FOR according them a chance to turn out for one of the country’s biggest clubs, CAPS United, the team’s late ex-coach, Steve “The Dude” Kwashi holds a special place in the hearts of a trio that traces its roots to Manicaland Province–Alois “Gazza” Bunjira, Lloyd Chitembwe and Joseph “Shabba” Takaringofa.
The history-making gaffer, who led MaKepeKepe to their first league crown after independence in 1996, died at his home in Harare last week due to suspected Covid-19 complications.
He was buried at Glen Forest Cemetery in Harare.
Kwashi was 67.
The late tactician was famed for assembling the juggernaut that steamrolled past opponents powered by the talents of the likes of skipper, Silver “Bhonzo” Chigwenje, Joe “Kode” Mugabe, Bunjira and his “partner-in-destruction”, Stewart “Shutto” Murisa, Chitembwe, Morgan Nkathazo and Farai “Mr Perfect” Mbidzo, among others.
To underline its dominance, the side produced four 1996 soccer star-of-the-year finalists on the prestigious “calendar”, with “Shutto”, “Gazza”, “Kode” and “Mr Perfect” making the cut, while Chitembwe narrowly missed out after being disqualified under controversial circumstances.
Murisa scooped the top gong.
And it was under the tutelage of “The Dude” that the triumvirate of Bunjira, Chitembwe and Takaringofa flourished, rising to national prominence at the Harare giants.
That all-conquering Green Machine has been widely touted as one of the best in the club’s storied history.
As they blazed a trail by winning domestic honours, the side restored CAPS United’s reputation as the Cup Kings of local football by lifting the league,Charity Shield, BP Cup, Charity Shield and Independence Trophy.
The memories of that glorious chapter under Kwashi will linger longer for Bunjira.
“Here is one man who was undoubtedly a visionary and it is no surprise that CAPS United were successful under him, especially in 1996. He was forward-thinking and an exceptional organiser who surrounded himself with the right people to achieve set targets.
“Some people in key roles attributed to the success of the efficient unit the coach had created in the team. I remember during that time Kwashi roped in Themba Mliswa as our fitness trainer because he realised the importance of this aspect of the game.
“Then on the administration side there were people like the late Shepherd Bwanya (chairman) and Wellington Dangarembizi (secretary general),” said the retired gunslinger whose 23 strikes earned him the 1996 Golden Boot accolade.

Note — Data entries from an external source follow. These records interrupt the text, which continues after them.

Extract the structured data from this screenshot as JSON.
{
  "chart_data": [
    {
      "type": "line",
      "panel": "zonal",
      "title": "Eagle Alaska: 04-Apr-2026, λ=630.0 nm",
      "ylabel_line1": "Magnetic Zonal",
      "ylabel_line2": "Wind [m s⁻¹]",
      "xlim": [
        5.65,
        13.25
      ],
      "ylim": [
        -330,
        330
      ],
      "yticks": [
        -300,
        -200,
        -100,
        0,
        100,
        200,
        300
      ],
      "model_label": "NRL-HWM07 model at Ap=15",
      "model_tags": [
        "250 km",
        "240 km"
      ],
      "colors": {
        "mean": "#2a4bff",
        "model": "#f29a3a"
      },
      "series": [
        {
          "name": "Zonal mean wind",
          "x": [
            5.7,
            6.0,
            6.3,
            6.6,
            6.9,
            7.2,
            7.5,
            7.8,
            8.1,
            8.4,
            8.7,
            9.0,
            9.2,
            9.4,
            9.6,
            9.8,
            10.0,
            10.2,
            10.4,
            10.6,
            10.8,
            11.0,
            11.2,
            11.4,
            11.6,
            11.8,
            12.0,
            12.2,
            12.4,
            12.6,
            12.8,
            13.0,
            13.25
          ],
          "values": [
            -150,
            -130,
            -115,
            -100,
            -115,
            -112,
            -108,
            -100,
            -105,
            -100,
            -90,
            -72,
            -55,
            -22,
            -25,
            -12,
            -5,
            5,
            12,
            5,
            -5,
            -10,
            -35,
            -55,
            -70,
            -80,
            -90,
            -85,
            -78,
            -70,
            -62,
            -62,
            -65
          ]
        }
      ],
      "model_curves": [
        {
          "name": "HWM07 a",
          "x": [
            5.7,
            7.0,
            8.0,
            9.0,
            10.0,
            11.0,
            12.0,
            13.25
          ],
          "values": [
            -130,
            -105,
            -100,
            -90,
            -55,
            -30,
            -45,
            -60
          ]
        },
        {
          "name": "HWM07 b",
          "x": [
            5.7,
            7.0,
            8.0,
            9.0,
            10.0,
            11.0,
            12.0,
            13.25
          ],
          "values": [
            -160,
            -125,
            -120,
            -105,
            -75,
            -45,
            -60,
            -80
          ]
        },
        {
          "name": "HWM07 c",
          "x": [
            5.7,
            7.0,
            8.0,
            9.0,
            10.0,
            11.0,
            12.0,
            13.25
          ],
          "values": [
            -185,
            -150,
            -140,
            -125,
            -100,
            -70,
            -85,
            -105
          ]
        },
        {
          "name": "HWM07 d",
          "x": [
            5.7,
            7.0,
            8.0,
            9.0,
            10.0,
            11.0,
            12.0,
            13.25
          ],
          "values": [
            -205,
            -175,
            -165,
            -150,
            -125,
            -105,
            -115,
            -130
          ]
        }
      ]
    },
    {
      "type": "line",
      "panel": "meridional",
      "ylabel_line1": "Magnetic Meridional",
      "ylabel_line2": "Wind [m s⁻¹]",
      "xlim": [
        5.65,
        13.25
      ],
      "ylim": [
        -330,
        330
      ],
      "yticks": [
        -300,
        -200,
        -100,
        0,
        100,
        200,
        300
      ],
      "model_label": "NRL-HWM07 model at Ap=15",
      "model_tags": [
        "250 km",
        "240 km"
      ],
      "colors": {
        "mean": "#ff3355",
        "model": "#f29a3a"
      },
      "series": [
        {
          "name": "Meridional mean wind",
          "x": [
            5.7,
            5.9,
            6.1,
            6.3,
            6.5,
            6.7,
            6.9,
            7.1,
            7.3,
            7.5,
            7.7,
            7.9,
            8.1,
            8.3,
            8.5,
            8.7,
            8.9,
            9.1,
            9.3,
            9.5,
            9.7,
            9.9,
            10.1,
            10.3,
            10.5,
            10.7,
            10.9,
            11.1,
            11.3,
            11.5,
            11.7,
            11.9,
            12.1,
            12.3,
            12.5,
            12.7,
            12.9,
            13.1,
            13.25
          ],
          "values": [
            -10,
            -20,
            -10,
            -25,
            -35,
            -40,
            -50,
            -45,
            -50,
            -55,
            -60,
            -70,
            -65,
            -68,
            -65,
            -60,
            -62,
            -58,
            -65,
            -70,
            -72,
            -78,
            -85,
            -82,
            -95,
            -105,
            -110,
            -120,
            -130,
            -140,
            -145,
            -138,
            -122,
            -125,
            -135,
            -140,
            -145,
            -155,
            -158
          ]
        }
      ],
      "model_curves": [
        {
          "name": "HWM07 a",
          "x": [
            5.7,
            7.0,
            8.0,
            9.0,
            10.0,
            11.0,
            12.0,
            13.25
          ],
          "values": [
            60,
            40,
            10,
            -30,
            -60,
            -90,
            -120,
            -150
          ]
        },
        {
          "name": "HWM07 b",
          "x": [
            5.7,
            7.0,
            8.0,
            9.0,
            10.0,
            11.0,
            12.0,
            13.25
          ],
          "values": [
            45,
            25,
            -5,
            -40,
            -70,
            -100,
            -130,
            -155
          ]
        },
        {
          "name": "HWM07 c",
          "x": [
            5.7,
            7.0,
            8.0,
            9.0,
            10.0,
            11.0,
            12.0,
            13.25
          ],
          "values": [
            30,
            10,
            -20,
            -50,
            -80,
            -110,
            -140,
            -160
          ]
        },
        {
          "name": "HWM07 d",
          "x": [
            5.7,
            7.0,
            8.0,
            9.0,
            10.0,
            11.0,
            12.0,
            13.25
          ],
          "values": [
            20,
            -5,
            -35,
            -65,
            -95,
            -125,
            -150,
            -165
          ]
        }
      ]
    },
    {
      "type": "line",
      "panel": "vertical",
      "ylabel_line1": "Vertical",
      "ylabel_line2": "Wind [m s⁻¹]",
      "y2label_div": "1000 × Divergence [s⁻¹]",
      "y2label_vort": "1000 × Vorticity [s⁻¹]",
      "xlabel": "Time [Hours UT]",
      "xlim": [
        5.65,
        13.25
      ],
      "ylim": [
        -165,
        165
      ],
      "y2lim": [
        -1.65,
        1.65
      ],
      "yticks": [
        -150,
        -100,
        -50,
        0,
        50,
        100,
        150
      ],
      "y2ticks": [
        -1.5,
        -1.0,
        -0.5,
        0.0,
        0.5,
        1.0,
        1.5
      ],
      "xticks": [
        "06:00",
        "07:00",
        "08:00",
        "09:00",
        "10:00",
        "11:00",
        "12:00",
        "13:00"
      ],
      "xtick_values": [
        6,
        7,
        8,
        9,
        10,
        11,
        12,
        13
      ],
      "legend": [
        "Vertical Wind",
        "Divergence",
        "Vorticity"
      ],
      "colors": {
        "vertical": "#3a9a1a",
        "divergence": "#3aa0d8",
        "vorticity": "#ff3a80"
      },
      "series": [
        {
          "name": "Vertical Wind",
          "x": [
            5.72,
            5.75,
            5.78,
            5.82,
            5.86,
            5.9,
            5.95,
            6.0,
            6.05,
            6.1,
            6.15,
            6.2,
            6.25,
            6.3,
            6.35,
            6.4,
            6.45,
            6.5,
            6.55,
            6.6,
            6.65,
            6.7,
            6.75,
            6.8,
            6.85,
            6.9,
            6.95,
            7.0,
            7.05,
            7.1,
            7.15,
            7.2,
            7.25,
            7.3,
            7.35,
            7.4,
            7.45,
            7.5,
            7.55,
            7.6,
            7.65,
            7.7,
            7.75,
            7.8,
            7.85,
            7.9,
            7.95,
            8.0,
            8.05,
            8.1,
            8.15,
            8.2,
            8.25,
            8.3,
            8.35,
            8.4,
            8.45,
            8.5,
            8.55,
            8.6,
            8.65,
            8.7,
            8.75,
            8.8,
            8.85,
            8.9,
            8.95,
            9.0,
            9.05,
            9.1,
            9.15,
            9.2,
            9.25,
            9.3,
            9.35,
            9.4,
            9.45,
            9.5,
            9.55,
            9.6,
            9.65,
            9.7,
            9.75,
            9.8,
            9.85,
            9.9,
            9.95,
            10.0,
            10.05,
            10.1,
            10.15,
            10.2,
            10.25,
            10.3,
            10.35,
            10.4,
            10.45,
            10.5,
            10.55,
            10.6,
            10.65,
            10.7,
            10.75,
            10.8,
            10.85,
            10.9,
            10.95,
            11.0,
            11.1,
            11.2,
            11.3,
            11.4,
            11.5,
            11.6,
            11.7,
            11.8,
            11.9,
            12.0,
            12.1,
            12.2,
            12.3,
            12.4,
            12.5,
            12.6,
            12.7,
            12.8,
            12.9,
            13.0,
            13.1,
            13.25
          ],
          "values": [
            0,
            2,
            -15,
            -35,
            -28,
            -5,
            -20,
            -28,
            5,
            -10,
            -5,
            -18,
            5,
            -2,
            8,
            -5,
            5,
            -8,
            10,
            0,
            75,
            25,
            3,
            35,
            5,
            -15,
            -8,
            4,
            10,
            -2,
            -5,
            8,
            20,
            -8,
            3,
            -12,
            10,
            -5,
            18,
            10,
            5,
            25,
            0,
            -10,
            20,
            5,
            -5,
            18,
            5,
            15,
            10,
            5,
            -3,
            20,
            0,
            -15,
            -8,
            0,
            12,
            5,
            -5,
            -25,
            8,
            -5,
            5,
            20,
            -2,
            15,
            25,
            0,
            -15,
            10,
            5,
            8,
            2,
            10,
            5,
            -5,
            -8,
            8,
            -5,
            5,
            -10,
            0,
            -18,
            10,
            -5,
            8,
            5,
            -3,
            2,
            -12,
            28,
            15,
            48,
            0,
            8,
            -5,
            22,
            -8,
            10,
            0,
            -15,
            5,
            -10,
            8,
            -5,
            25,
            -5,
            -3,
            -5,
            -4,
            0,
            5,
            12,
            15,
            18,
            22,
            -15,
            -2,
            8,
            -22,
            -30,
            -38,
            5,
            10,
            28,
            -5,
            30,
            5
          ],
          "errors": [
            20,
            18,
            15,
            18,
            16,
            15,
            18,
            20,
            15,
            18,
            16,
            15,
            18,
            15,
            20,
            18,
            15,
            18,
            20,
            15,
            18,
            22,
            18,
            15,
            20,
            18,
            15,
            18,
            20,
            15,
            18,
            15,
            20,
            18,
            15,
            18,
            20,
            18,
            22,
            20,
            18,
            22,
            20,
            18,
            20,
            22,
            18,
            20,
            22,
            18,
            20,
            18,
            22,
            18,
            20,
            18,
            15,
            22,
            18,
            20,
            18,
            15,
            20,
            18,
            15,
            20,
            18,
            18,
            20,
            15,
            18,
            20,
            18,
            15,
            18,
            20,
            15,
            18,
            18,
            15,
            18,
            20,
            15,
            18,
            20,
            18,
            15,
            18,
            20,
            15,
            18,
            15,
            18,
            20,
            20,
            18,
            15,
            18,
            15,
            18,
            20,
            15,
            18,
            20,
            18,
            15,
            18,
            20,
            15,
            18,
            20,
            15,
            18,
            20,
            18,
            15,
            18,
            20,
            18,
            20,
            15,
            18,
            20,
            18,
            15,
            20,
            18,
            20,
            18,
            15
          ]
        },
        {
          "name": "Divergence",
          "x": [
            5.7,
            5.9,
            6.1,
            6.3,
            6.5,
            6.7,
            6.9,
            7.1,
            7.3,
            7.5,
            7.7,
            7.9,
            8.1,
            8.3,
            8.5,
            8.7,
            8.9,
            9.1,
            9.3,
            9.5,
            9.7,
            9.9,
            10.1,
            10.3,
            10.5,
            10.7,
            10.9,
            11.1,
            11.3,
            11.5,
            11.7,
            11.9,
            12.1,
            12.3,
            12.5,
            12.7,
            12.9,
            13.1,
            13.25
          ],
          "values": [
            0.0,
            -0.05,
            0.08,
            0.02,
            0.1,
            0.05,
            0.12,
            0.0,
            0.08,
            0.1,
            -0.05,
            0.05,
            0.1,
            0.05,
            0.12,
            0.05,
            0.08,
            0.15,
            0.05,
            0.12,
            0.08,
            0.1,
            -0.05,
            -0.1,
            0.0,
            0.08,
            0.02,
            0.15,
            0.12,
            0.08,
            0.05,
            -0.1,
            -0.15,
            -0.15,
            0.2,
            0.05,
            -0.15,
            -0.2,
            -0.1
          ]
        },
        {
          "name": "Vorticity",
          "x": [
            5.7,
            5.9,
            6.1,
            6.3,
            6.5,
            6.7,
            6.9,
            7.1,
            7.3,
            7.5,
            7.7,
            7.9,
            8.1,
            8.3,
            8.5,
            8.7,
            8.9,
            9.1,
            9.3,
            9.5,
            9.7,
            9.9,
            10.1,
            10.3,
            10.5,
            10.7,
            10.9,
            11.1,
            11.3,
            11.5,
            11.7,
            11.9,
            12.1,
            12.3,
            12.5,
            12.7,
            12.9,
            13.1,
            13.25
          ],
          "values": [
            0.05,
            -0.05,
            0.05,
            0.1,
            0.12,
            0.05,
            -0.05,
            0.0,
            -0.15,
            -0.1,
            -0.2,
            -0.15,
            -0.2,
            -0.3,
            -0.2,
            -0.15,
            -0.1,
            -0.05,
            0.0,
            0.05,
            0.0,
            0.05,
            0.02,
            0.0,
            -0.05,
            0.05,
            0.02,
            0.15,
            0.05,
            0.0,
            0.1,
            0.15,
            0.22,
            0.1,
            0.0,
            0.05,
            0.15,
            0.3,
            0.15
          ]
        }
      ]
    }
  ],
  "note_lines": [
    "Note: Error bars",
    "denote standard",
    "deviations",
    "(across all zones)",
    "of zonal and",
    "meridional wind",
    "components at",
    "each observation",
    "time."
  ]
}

Bunjira, a sharpshooting marksman in his heyday,also attributed his ex-club’s success to Kwashi’s selfless dedication to duty during his reign.
Said the former forward: “The coach (Kwashi) was clear about his plans and would do everything in detail. The training sessions at the ground were for the tactical and technical drills and on match days he would turn into a great motivator both on the touchline and in the dressing room.
“He valued the contribution of others and would delegate some duties to his assistant, Antony Kambani. That shows how smart and intelligent he was. As such a smooth operator, he earned success through the meticulous arrangement of his work and not by luck.”
He added that he has no regrets for crossing the floor from Blackpool to CAPS United after Kwashi lured him as that stint defined the best days of his playing time.
For Chitembwe, Kwashi’s impact on him was so profound that he learned the intricacies of being an effective and successful coach from the late trainer.
“He moulded me as both a player and a coach. I picked a lot of the trade’s elements from him because he was very accommodative as a mentor. My growth in the craft borrowed a lot from him and we became close; no wonder even up to today I still enjoy a wonderful working relationship with his son Tostao.
“I owe a lot to Kwashi, from the day he persuaded me to join CAPS United upon my return from Europe in 1995 to the trophies we won together as well as the valuable tips and advice he always shared with me,” said Chitembwe, who repeated the heroic championship-winning exploit for MaKepKepe in 2016, exactly 20 years after Kwashi’s historic feat.
Kwashi’s affinity for young talent saw him sign Takaringofa from Zupco Mutare following the player’s brief and successful spell with the now defunct Mutare-based1993 Castle Cup champions, Tanganda.
It was the late mentor who brought another prodigious talent from the eastern border city — the late Blessing “Yogo-Yogo” Makunike to the Harare giants.
Takaringofa, who has now also turned to coaching, paid glowing tribute to his former mentor who conscripted him when he was hardly out of his teens.
“With the sad passing on of Kwashi, the local football fraternity is getting thinner and thinner in terms of football expertise because we are losing some of the best brains in the game.
“Junior football development was a subject close to his heart. He loved to see the game grow and develop. True to upholding that, the gaffer brought me to Harare alongside Yogo-Yogo (the late Blessing Makunike).
“I hold only pleasant memories of my time at CAPS United under my ex-gaffer and all the success we enjoyed together,” said Takaringofa, who is one of the assistant coaches at MaKepekepe.